Address red-flag issues
Mega-projects get launched because of the support they initially get from elected officials. The project leaders, whoever they are, must address the hard task of defining a method or formula for allocating costs and time-impact for the red flags identified above. Leaving this most important task to the project implementation team has been the main reason for many articles and reports on mega-project cost delays.
It is time to consider an overview, or an independent review, of project costs and their validation so that a project can indeed be delivered as proposed. Collectively, the two groups should agree upon risk, risk-allocations and adequate time and money allocations.
This is also the time for stakeholders to be included in the discussions. Their inclusion will help do away with many of the surprises and shocks they voice in the matter of construction and time-delay costs. With such a setup in place, the project is ready to be handed over to the execution team.
Population growth, economic growth, worsening traffic conditions, climate changes and the desire for a better quality of life will increase demand for complex solutions and mega-projects. But the examples and reports cited above have eroded some of the trust and the abilities of professionals to deliver projects as promised during the initiation of the project. An honest and open-minded evaluation of mega-projects and the challenges that led them to higher cost and extended delays indicates we must first set up an organizational structure that has a higher probability of success.

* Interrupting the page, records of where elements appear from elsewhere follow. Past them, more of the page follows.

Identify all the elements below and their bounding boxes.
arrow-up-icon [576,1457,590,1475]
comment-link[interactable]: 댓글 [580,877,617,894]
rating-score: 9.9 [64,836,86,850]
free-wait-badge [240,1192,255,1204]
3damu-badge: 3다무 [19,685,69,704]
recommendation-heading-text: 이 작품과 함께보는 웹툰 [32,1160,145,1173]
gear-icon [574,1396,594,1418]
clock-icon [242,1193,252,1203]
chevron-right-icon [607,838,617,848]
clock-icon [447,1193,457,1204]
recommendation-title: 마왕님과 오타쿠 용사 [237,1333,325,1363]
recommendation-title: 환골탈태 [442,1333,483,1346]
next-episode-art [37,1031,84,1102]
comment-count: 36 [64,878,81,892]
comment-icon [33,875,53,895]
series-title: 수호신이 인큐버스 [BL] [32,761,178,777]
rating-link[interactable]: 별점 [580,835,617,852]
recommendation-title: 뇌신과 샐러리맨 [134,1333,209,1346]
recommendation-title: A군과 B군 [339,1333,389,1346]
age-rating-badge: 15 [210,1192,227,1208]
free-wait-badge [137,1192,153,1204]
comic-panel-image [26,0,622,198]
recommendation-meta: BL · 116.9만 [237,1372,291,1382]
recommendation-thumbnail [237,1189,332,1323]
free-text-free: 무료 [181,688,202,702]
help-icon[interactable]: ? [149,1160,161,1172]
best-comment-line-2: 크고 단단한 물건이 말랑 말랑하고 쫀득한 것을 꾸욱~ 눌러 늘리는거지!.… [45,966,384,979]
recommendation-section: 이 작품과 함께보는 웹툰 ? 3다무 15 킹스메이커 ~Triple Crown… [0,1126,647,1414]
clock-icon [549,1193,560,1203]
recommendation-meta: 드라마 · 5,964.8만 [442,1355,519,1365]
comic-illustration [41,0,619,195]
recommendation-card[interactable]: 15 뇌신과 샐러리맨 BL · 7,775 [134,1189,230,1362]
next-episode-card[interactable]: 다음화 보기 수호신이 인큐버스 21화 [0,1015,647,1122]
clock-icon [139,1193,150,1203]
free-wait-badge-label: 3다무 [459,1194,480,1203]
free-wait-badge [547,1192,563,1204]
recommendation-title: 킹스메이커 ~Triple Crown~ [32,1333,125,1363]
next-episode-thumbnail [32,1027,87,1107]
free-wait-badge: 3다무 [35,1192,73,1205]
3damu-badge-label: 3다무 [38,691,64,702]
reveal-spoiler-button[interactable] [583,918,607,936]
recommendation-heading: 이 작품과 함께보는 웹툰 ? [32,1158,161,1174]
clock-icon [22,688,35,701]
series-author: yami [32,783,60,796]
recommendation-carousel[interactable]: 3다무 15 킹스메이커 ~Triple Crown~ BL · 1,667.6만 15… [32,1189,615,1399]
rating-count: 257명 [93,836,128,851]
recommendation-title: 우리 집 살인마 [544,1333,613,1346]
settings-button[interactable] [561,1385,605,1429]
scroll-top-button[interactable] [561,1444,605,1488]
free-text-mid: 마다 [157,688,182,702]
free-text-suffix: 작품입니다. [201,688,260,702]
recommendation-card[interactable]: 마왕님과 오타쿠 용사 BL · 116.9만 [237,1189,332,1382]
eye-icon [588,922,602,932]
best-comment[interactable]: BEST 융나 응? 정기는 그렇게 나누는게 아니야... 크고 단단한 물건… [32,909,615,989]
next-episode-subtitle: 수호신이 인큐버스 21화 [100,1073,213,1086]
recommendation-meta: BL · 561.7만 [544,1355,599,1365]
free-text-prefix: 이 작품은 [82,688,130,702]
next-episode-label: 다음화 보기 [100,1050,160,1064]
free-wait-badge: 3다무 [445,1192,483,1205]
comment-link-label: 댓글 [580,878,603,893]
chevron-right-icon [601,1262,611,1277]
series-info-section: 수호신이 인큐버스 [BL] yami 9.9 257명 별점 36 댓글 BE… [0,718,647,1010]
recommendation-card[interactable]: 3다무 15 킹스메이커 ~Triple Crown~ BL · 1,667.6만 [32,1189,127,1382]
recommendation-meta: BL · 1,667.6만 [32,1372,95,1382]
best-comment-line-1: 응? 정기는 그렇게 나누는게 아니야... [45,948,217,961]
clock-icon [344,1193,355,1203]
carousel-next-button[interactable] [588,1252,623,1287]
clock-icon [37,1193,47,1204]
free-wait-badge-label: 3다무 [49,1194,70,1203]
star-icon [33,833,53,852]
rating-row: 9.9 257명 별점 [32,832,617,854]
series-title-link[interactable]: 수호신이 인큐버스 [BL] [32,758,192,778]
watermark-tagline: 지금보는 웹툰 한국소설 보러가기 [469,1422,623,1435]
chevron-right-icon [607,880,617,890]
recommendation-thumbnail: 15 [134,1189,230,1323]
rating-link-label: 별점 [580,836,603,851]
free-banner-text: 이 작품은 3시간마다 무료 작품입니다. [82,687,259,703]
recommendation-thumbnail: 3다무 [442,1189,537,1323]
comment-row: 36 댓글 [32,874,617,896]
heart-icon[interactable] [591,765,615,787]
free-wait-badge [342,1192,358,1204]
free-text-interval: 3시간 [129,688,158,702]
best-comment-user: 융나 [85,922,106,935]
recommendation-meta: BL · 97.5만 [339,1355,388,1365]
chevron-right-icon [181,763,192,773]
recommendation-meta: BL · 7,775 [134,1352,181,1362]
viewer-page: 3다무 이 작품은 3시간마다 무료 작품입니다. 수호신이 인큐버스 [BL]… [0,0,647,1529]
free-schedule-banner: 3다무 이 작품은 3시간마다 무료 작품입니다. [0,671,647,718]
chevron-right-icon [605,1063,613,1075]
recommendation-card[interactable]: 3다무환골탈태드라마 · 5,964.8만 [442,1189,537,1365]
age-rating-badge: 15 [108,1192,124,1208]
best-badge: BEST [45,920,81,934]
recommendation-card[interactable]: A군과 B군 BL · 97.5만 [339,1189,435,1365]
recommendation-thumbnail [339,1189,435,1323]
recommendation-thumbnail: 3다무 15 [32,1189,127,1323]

Separation of handling of the politics from project implementation will certainly go a long way in allowing the executive in charge of the project to concentrate on implementation. The skill sets required for the politics and project execution are distinct. The type of structure suggested will breathe new life into project implementation as the top executive chosen for implementation will have the experience, knowledge and the time required to address the day-to-day project challenges. The sponsors for the project should develop policies and procedures to provide the project executive all the needed tools and personnel.
There is also a need to incentivize key employees by raising their compensation for maximizing their effort toward all-round success. To deal with exigencies, the project’s top executive should be given financial authority to approve changes within the contingencies of the project budget, that is, within the funds and the time allocated. This is where the committee overseeing project implementation can exercise its authority.
The chief appointed to manage the politics of the project should know the pulse on its financial state, the hurdles put in front of the project by interested parties, demands for changes, and unreasonable real estate owners’ demands, etc., besides engaging with the public and media on the project’s true status. This chief should also be exploring and seeking additional financial resources in the form of grants wherever available, particularly from stakeholders who draw financial benefits from the project, in addition to promoting the project among the legislative bodies.
There have always been blame-games because of the present organizational structure. It is thus prudent to seriously consider changes in the existing structure so that professionals can do their job and be proud of their hard work and good results. Bad publicity, deserved or otherwise, can force project execution professionals to rethink their future because such bad publicity can push them out of the market.
Technology alone can’t solve this problem. We need seasoned and highly competent professionals on the job to succeed.